Il y a comme un air de déjà-vu… C’est l’histoire d’un opticien, sa femme et un médecin qui encourent aujourd’hui des peines de prison pour avoir exercé illégalement la profession d’audioprothésiste et escroqué, pendant six ans, les CPAM de la Marne, de la Haute-Marne, des Ardennes et de la Meuse à hauteur de plusieurs centaines de milliers d’euros.
Tout commence en 2013. Afin de développer l’activité audio dans leurs centres d’optique sous franchise Optical Center, un opticien et son épouse ont loué le numéro Adeli d’un ami, pédiatre de formation, et lui ont demandé d’assurer le rôle fictif d’audioprothésiste. Moyennant 900 € par mois, le médecin a permis au couple et ses salariés de capter une clientèle malentendante et de réaliser l’ensemble des actes audioprothétiques. Plus de 1 300 aides auditives auraient ainsi été vendues sur la période.
Au cours de l’audience, qui a duré plus de six heures, les prévenus ont, pour leur défense, appliqué la stratégie de la patate chaude, rejetant les responsabilités les uns sur les autres : le médecin rendait service, Madame n’était que l’exécutante de son ex-époux, Monsieur ne faisait qu’appliquer les souhaits d’Optical Center de développer la filière audio dans ses centres, même sans audioprothésiste. Ni les uns ni les autres n’ayant été en contact avec les patients, déléguant cela à leurs subordonnés, ils ne pouvaient donc être tenus pour responsables d’exercice illégal...
Quant au préjudice à l’égard de la CPAM, l’opticien le récuse au motif que des aides auditives ont bien été dispensées… « mais cela, sans garantie que le travail ait été fait correctement et, surtout, en oubliant que l’Assurance maladie conditionne ses remboursements au fait que les adaptations ont été réalisées par un audioprothésiste diplômé », commente Maître Luc-Marie Augagneur, avocat du SDA.

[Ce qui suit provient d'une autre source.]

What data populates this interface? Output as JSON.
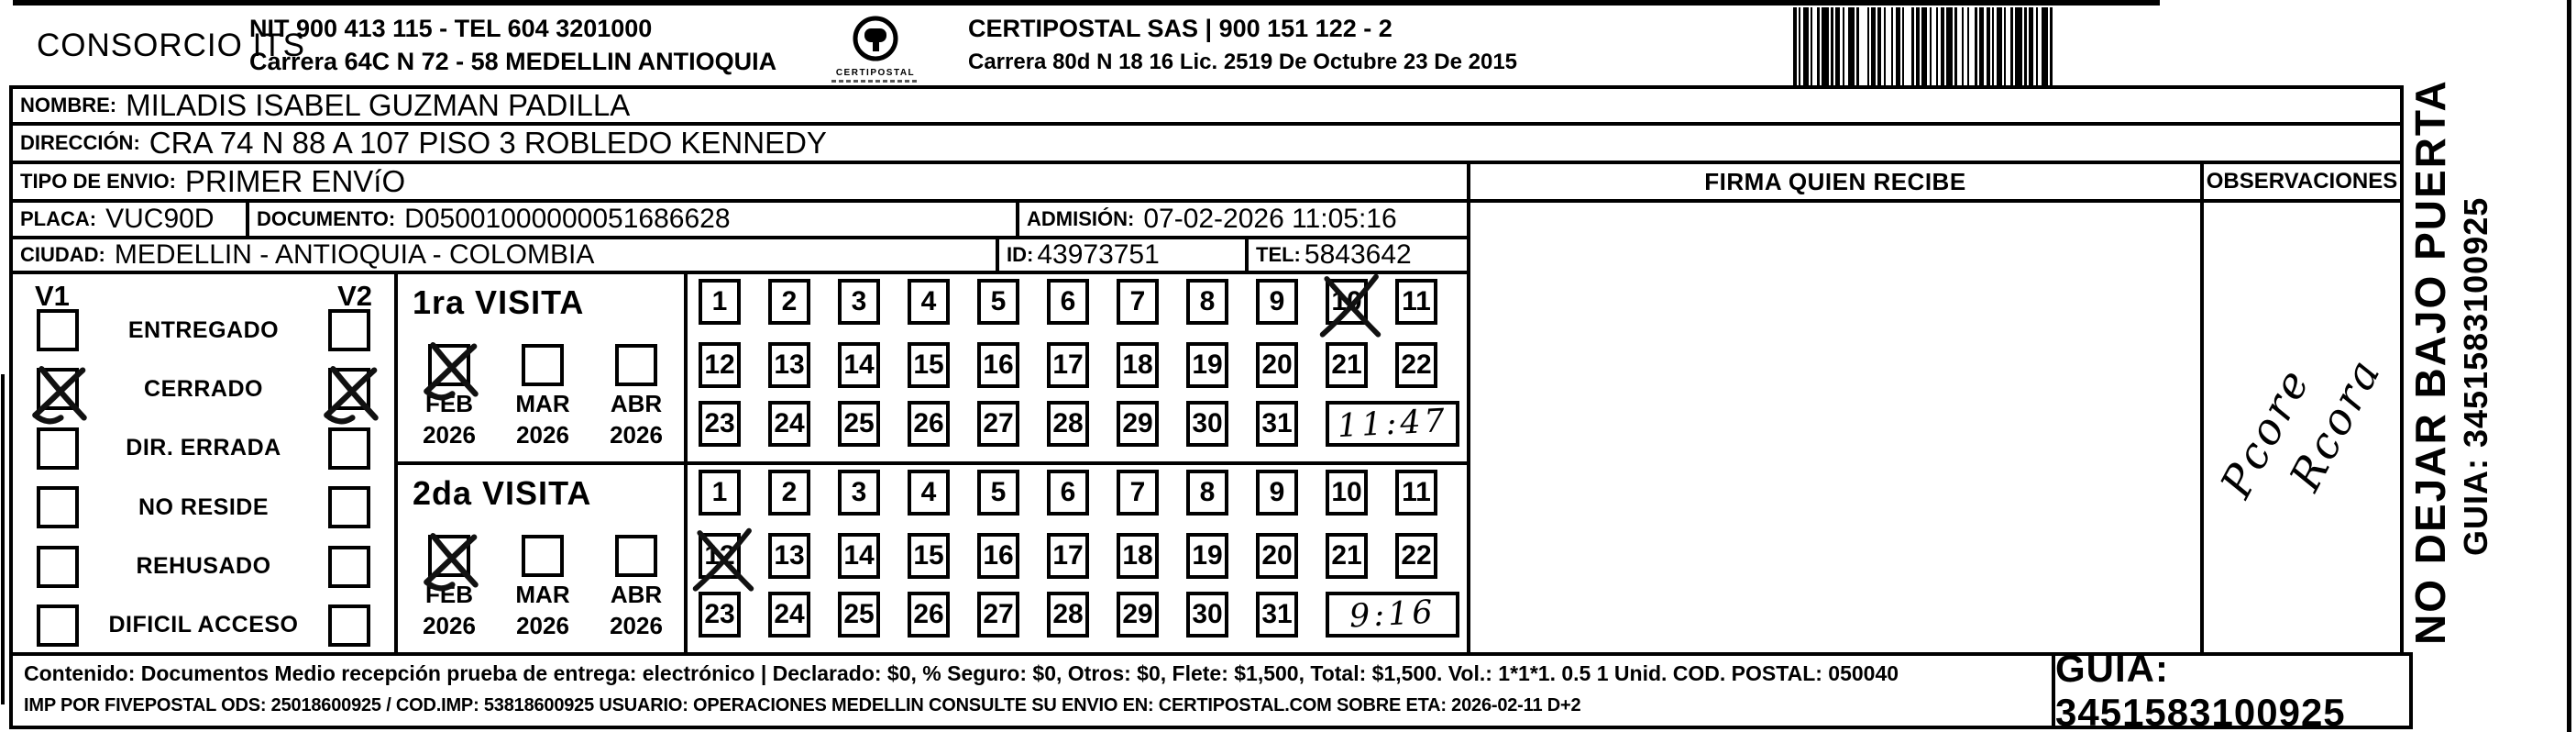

Nul n’est censé ignorer la loi
Les prévenus se sont également retranchés derrière une absence de clarté de la loi ne leur permettant pas de déterminer ce qu’est un exercice illégal. « Je ne me suis pas posé la question car je n’imaginais pas qu’on pouvait être dans l’illégalité pendant six ans en France sans que personne ne remarque rien », a commenté, selon nos confrères de L’Union, le médecin, avec une franchise confondante. Face au juge qui s’étonnait que ce dernier ait perçu 100 000 € en six ans sans jamais avoir été présent dans les centres d’optique, le médecin s’est défendu en expliquant que « gagnant 250 000€ par an, cette petite somme mensuelle ne comptait pas pour lui et qu’il n'y avait pas vu de responsabilité, qu’il ne faisait que rendre service à des opticiens qui ne trouvaient pas d'audio ». Ajoutant que « c'est une profession où il n'y a pas de risque, c'est l'informatique qui fait tout, il suffit de cliquer sur un bouton ». Répondant à l'avocat adverse, le gérant a déclaré que « le seul risque est de percer le tympan »...
Les prévenus ont par ailleurs tenté d'expliquer le recours à cette combine par un contexte de pénurie d'audioprothésistes diplômés en France. « Comme si les besoins justifiaient les moyens, commente encore Maître Augagneur. Cela reviendrait à dire que, dans les déserts médicaux, n'importe qui aurait le droit de s'improviser médecin pour répondre à la demande... »
Le SDA, partie civile
Le SDA s’est constitué partie civile dans cette affaire pour « défendre l’intérêt collectif de la profession d’audioprothésiste et obtenir réparation de son préjudice résultant de l’exercice illégal de la profession d’audioprothésiste par les prévenus poursuivis à ce titre ». Selon Maître Augagneur, les poursuites judiciaires pour exercice illégal de la profession d'audioprothésiste sont encore peu fréquentes mais « cela ne reflète pas la réalité », indique-t-il, citant l'exemple de Moovaudio et « d'autres encore ».
Le procureur a requis trois mois de prison avec sursis et 15 000 € d’amende pour le médecin, six mois avec sursis et 10 000 € d’amende pour l’opticien et 3 mois et 3 000 € d’amende pour son ex-femme. Selon nos informations, le représentant du ministère public a également requis des peines contre les sociétés : 60 000€ d'amende et la conservation des sommes saisies, soit un peu plus de 500 000€, auxquelles devrait s'ajouter le remboursement aux CPAM des sommes indues (382 000€). Soit, au total, près d’un million d’euros. Les délibérés sont attendus le 22 mars.